Political Differences and Violence

17 December 2014

Together with those of religion, political differences have fuelled outbreaks of violence of great intensity and barbarity in human history. Murders, cold-blooded executions, slaughters, torture and revolting crimes have been called into play to support ideologies which all- at least in theory- propose a version of systems that will make citizens happy.




It’s a sad truth that people attempt to base their uniqueness and their personal worth through differentiating or contrasting themselves to other people. So diversity becomes a red flag and a reason for people to hate each other. Since political convictions/ideology are fundamental features which determine people’s personality and world-view (as of course is religion) it’s reasonable that they should form a basic criterion through which people sort others into ‘friends’ and ‘enemies’ and adapt their behaviour accordingly, with great cruelty towards the latter group.

Since yesterday[1], after the murder of a human being, Greece is living in rhythms of tension and frustration. It’s fundamental that everyone remembers that the investigation of the case and rendering responsibilities belongs to Justice, which is being called upon to look into the event and its parameters in depth, in accordance with the rules of our law. But beyond the actual facts of the case, what is, in the end, the important thing is Greek society’s take on the whole occurrence, the impact and reactions that followed. There are plenty of people who fear that the existing tension may lead to widespread episodes that will traumatize society deeply and will perhaps lead to situations beyond control. Particularly, since Greece is a country with a turbulent, long-suffering political past. Riots, dictatorships and an internecine civil war have left indelible marks and have shaped specific political reflexes among the Greeks.

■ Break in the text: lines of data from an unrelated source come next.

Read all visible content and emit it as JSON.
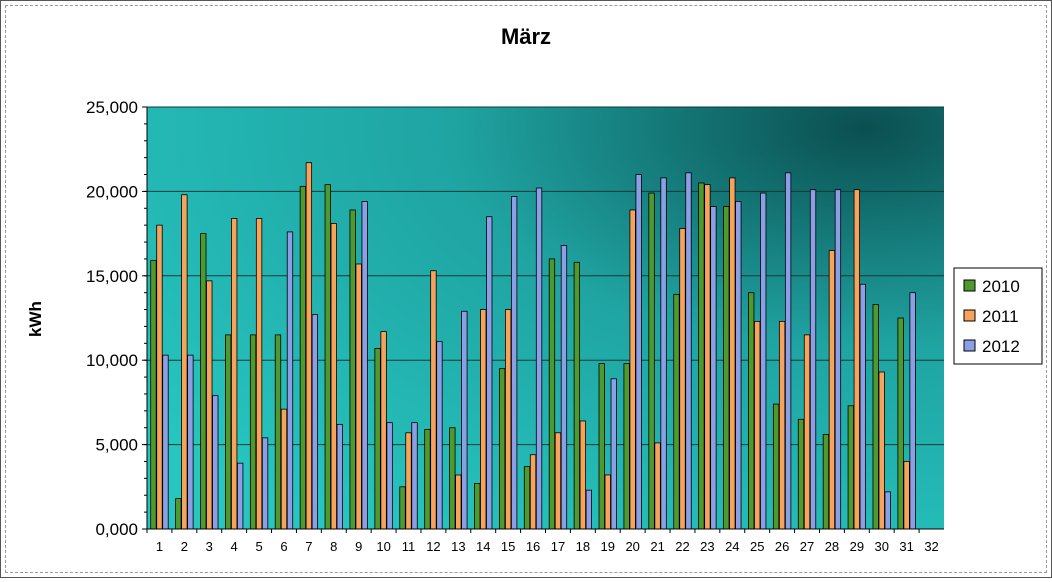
{
  "chart_data": {
    "type": "bar",
    "title": "März",
    "xlabel": "",
    "ylabel": "kWh",
    "ylim": [
      0,
      25
    ],
    "y_ticks": [
      "0,000",
      "5,000",
      "10,000",
      "15,000",
      "20,000",
      "25,000"
    ],
    "categories": [
      "1",
      "2",
      "3",
      "4",
      "5",
      "6",
      "7",
      "8",
      "9",
      "10",
      "11",
      "12",
      "13",
      "14",
      "15",
      "16",
      "17",
      "18",
      "19",
      "20",
      "21",
      "22",
      "23",
      "24",
      "25",
      "26",
      "27",
      "28",
      "29",
      "30",
      "31",
      "32"
    ],
    "grid": true,
    "legend_position": "right",
    "series": [
      {
        "name": "2010",
        "color": "#4f9a2e",
        "values": [
          15.9,
          1.8,
          17.5,
          11.5,
          11.5,
          11.5,
          20.3,
          20.4,
          18.9,
          10.7,
          2.5,
          5.9,
          6.0,
          2.7,
          9.5,
          3.7,
          16.0,
          15.8,
          9.8,
          9.8,
          19.9,
          13.9,
          20.5,
          19.1,
          14.0,
          7.4,
          6.5,
          5.6,
          7.3,
          13.3,
          12.5,
          null
        ]
      },
      {
        "name": "2011",
        "color": "#f7a35c",
        "values": [
          18.0,
          19.8,
          14.7,
          18.4,
          18.4,
          7.1,
          21.7,
          18.1,
          15.7,
          11.7,
          5.7,
          15.3,
          3.2,
          13.0,
          13.0,
          4.4,
          5.7,
          6.4,
          3.2,
          18.9,
          5.1,
          17.8,
          20.4,
          20.8,
          12.3,
          12.3,
          11.5,
          16.5,
          20.1,
          9.3,
          4.0,
          null
        ]
      },
      {
        "name": "2012",
        "color": "#8b9fe6",
        "values": [
          10.3,
          10.3,
          7.9,
          3.9,
          5.4,
          17.6,
          12.7,
          6.2,
          19.4,
          6.3,
          6.3,
          11.1,
          12.9,
          18.5,
          19.7,
          20.2,
          16.8,
          2.3,
          8.9,
          21.0,
          20.8,
          21.1,
          19.1,
          19.4,
          19.9,
          21.1,
          20.1,
          20.1,
          14.5,
          2.2,
          14.0,
          null
        ]
      }
    ]
  }
}
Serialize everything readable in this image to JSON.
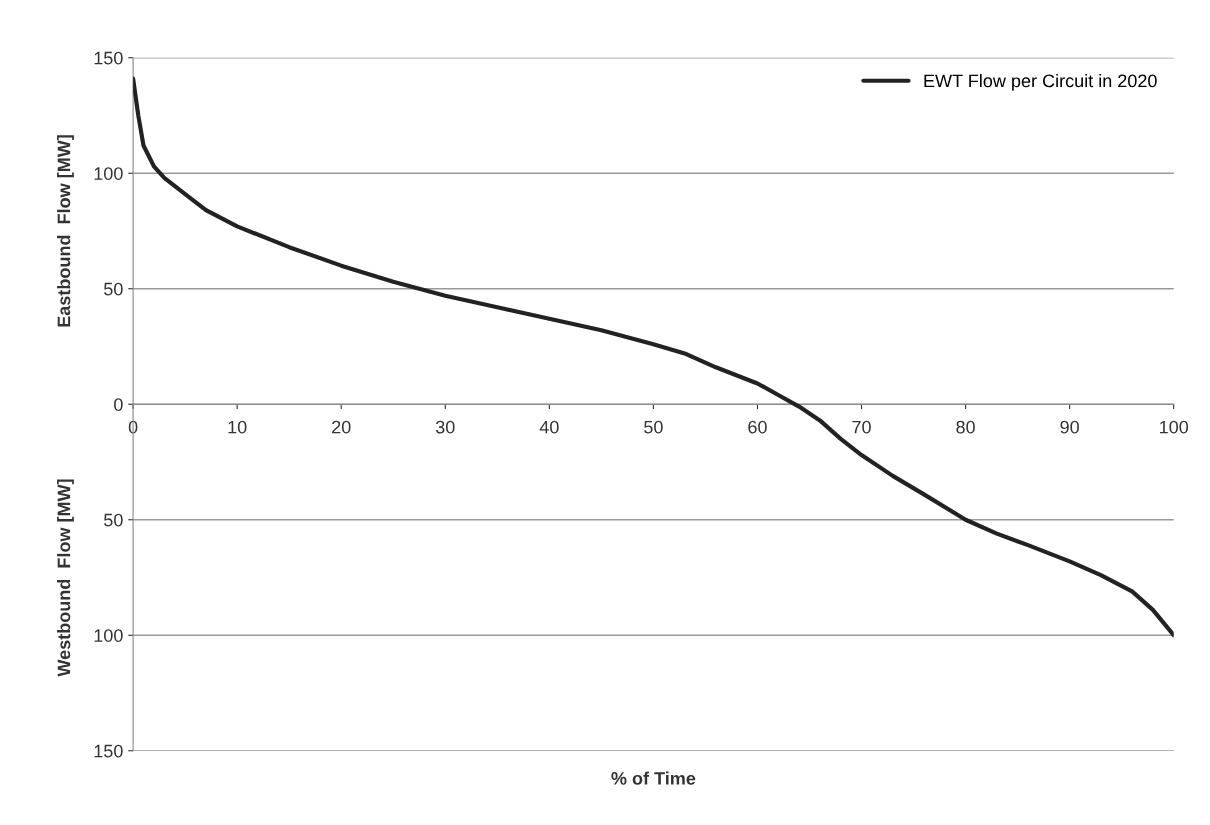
{
  "chart_data": {
    "type": "line",
    "xlabel": "% of Time",
    "ylabel": "Eastbound  Flow [MW]",
    "annotations": [
      "Westbound  Flow [MW]"
    ],
    "x": [
      0,
      0.5,
      1,
      2,
      3,
      5,
      7,
      10,
      15,
      20,
      25,
      30,
      35,
      40,
      45,
      50,
      53,
      56,
      60,
      62,
      64,
      66,
      68,
      70,
      73,
      76,
      80,
      83,
      86,
      90,
      93,
      96,
      98,
      100
    ],
    "series": [
      {
        "name": "EWT Flow per Circuit in 2020",
        "color": "#222222",
        "values": [
          141,
          125,
          112,
          103,
          98,
          91,
          84,
          77,
          68,
          60,
          53,
          47,
          42,
          37,
          32,
          26,
          22,
          16,
          9,
          4,
          -1,
          -7,
          -15,
          -22,
          -31,
          -39,
          -50,
          -56,
          -61,
          -68,
          -74,
          -81,
          -89,
          -100
        ]
      }
    ],
    "xlim": [
      0,
      100
    ],
    "xticks": [
      0,
      10,
      20,
      30,
      40,
      50,
      60,
      70,
      80,
      90,
      100
    ],
    "ylim": [
      -150,
      150
    ],
    "yticks": [
      {
        "value": -150,
        "label": "150"
      },
      {
        "value": -100,
        "label": "100"
      },
      {
        "value": -50,
        "label": "50"
      },
      0,
      50,
      100,
      150
    ],
    "grid": "y",
    "legend": "top right",
    "marker": "none",
    "line_style": "solid"
  }
}
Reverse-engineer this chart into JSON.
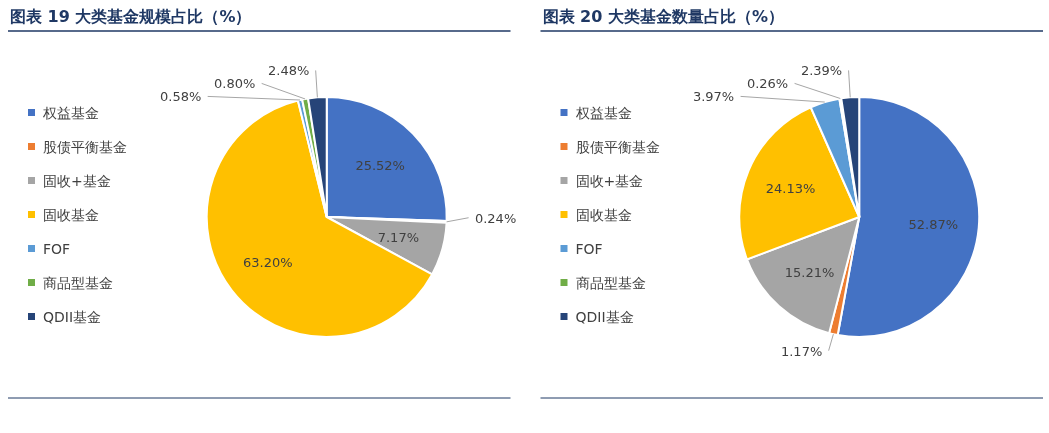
{
  "chart_data": [
    {
      "type": "pie",
      "title": "图表 19 大类基金规模占比（%）",
      "categories": [
        "权益基金",
        "股债平衡基金",
        "固收+基金",
        "固收基金",
        "FOF",
        "商品型基金",
        "QDII基金"
      ],
      "values": [
        25.52,
        0.24,
        7.17,
        63.2,
        0.58,
        0.8,
        2.48
      ],
      "value_labels": [
        "25.52%",
        "0.24%",
        "7.17%",
        "63.20%",
        "0.58%",
        "0.80%",
        "2.48%"
      ],
      "colors": [
        "#4472c4",
        "#ed7d31",
        "#a5a5a5",
        "#ffc000",
        "#5b9bd5",
        "#70ad47",
        "#264478"
      ],
      "legend": "left"
    },
    {
      "type": "pie",
      "title": "图表 20 大类基金数量占比（%）",
      "categories": [
        "权益基金",
        "股债平衡基金",
        "固收+基金",
        "固收基金",
        "FOF",
        "商品型基金",
        "QDII基金"
      ],
      "values": [
        52.87,
        1.17,
        15.21,
        24.13,
        3.97,
        0.26,
        2.39
      ],
      "value_labels": [
        "52.87%",
        "1.17%",
        "15.21%",
        "24.13%",
        "3.97%",
        "0.26%",
        "2.39%"
      ],
      "colors": [
        "#4472c4",
        "#ed7d31",
        "#a5a5a5",
        "#ffc000",
        "#5b9bd5",
        "#70ad47",
        "#264478"
      ],
      "legend": "left"
    }
  ]
}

What’s certain is that hooliganism in political life is a particularly dangerous phenomenon which threatens the stability of the polity, the quality of democracy and, in the end, the security of the citizens. A person cannot be targeted and have his body and life under threat because of his political convictions and activity. Nor it is allowed for despair, attempts and the expression of opposition to what’s happening, as well as political differences to result to crime.

Violence isn’t a means of letting off steam, but yet another problem which isn’t merely added to the existing ones but has its own dynamic that is difficult to thwart. In the Greece of the crisis, indeed, where poverty’s knocked at the door of many and financial difficulties the door of the majority, the choice of violence can only make things worse. If only for clearly utilitarian reasons, in difficulties, people need to show solidarity and compassion. Strength in unity and mutual assistance are the only way.

Ideologies and party formations should function in the service of the Constitution and the needs of citizens. They aren’t an end in themselves, not the absolute truth that’s worth ‘sacrificing’ a fellow human being for. In any case, if we look at the problem from a theological point of view, the only person you can sacrifice for the sake of Absolute Truth- which isn’t an ideology but the Person of Christ- is yourself. Or you can sacrifice yourself for the sake of your neighbour, whom you see as an image of God.

In today’s times, in particular, when we’ve lived through the failure of all the ‘absolute’ ‘salvational’ political ideologies and systems, there’s no excuse for wearing blinkers. And much less room for even more violence. Citizens, showing maturity, having learned from the many mistakes of previous generations in political history, must find common denominators and create a common front against the crisis. You can’t build any structure for progress on the foundations of violence.

[1] The article was written and published in the Greek section of Pemptousia on September 23, 2013, after the murder of Greek singer Pavlos Fyssas. The crime has been considered as an expression of extremist violence and the relevant case is pending in the Greek justice system.